Of the 60 participants, 18 had impaired blood flow at the start of the study. Those people had an 8.3-percent improvement in the blood flow to the working areas of the brain by the end of the study, while there was no improvement for those who started out with regular blood flow.
The people with impaired blood flow also improved their times on a test of working memory, with scores dropping from 167 seconds at the beginning of the study to 116 seconds at the end. There was no change in times for people with regular blood flow. A total of 24 of the participants also had MRI scans of the brain to look for tiny areas of brain damage. The scans found that people with impaired blood flow were also more likely to have these areas of brain damage.
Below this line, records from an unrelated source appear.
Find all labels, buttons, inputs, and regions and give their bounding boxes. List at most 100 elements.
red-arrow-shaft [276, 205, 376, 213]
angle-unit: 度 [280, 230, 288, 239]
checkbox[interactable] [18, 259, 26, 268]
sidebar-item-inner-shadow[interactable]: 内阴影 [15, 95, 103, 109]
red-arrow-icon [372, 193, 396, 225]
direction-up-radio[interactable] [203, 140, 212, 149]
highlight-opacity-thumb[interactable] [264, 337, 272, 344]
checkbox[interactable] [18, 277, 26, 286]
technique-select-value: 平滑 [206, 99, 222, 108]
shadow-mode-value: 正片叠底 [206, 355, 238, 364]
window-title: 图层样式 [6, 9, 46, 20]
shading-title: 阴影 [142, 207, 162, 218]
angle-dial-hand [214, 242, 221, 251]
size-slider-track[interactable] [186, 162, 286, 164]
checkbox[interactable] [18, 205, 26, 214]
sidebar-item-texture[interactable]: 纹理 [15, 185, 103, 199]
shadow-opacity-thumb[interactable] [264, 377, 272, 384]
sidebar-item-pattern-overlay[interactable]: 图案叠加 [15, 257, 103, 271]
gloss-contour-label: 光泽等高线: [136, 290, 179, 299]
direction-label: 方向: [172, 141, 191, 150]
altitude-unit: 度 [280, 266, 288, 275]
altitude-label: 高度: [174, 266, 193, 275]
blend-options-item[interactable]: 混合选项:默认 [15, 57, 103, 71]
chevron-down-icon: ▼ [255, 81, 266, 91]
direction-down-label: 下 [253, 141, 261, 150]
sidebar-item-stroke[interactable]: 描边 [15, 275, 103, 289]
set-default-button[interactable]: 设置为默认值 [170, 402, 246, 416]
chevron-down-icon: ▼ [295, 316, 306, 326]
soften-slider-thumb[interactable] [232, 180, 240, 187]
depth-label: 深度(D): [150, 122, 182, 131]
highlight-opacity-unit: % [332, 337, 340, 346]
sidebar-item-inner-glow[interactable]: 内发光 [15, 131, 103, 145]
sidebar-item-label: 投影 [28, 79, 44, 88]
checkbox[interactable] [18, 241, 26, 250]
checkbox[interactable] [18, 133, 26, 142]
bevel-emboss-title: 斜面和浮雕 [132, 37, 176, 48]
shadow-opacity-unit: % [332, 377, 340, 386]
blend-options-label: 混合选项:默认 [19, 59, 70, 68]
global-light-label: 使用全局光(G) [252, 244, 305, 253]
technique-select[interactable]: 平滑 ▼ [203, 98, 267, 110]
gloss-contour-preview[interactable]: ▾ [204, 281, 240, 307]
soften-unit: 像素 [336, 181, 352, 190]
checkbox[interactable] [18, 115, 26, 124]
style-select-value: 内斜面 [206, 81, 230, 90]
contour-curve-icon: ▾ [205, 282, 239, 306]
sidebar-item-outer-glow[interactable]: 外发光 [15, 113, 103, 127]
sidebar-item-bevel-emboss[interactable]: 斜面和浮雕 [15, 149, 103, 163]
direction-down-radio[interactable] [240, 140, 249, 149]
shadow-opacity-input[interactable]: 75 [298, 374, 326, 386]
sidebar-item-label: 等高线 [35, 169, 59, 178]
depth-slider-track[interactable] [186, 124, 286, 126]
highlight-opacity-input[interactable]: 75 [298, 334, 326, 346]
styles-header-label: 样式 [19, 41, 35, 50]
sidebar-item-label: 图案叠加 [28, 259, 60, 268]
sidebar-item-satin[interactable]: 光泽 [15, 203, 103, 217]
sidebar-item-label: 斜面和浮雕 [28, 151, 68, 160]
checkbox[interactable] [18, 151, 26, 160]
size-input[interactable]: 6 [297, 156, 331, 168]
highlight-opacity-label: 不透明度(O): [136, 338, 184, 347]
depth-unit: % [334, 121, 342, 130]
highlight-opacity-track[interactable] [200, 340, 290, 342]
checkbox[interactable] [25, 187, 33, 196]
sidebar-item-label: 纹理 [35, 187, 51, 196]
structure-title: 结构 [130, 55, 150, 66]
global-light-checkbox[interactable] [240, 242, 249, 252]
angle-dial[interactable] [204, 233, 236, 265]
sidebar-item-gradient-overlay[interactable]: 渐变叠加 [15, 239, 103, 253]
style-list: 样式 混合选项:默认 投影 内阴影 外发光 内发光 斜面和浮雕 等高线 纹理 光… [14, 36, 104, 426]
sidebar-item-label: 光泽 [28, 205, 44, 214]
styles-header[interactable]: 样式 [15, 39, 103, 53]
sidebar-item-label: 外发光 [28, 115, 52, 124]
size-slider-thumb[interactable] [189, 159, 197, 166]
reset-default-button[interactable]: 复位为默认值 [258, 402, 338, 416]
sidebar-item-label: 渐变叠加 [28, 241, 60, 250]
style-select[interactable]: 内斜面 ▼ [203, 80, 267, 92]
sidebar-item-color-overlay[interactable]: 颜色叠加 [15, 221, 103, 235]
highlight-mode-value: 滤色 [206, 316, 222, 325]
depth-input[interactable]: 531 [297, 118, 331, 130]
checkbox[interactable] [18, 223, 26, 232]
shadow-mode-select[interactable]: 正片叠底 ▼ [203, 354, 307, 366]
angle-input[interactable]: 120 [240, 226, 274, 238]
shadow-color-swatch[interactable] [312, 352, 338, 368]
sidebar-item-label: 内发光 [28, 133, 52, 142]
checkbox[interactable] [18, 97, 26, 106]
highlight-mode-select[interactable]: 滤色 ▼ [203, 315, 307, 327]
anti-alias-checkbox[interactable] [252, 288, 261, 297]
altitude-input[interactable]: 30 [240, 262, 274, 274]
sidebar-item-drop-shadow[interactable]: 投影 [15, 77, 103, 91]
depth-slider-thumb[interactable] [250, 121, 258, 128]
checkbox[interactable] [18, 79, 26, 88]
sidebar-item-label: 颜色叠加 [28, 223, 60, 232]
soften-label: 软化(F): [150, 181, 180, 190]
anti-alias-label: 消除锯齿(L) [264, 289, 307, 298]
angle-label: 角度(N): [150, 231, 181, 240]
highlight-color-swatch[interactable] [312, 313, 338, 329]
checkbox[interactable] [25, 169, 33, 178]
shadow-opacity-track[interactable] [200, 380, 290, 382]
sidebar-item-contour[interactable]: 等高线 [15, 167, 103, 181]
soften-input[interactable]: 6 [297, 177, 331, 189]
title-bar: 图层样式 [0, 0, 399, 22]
Interestingly, there was no clear difference between the two study groups. In other words, both the high and low flavanol content hot cocoa was shown to produce benefits. This outcome is quite interesting and suggests that flavanol molecules are not the only beneficial compounds in chocolate and hot cocoa. Other beneficial compounds that could have contributed to the effects noted include theobromine (a caffeine-like compound) and arginine– an amino acid that is required in the production of nitric oxide. Nitric oxide helps regulate blood flow, inflammation, and blood pressure.

Commentary:

In the right form, chocolate is a true super food. So, how do I go about gaining the health benefits of chocolate? I get my chocolate fix is by having a big mug of hot cocao nearly everyday. My recipe is kind of different though, I put 3 tablespoons of organic Superfood Chocolate Hot Cacao Powder and 1 tablespoon of xylitol into my mug and then I add 12 ounces of decaffeinated coffee to it. I like it a lot! And, I also like coming across research that supports my guilty pleasure!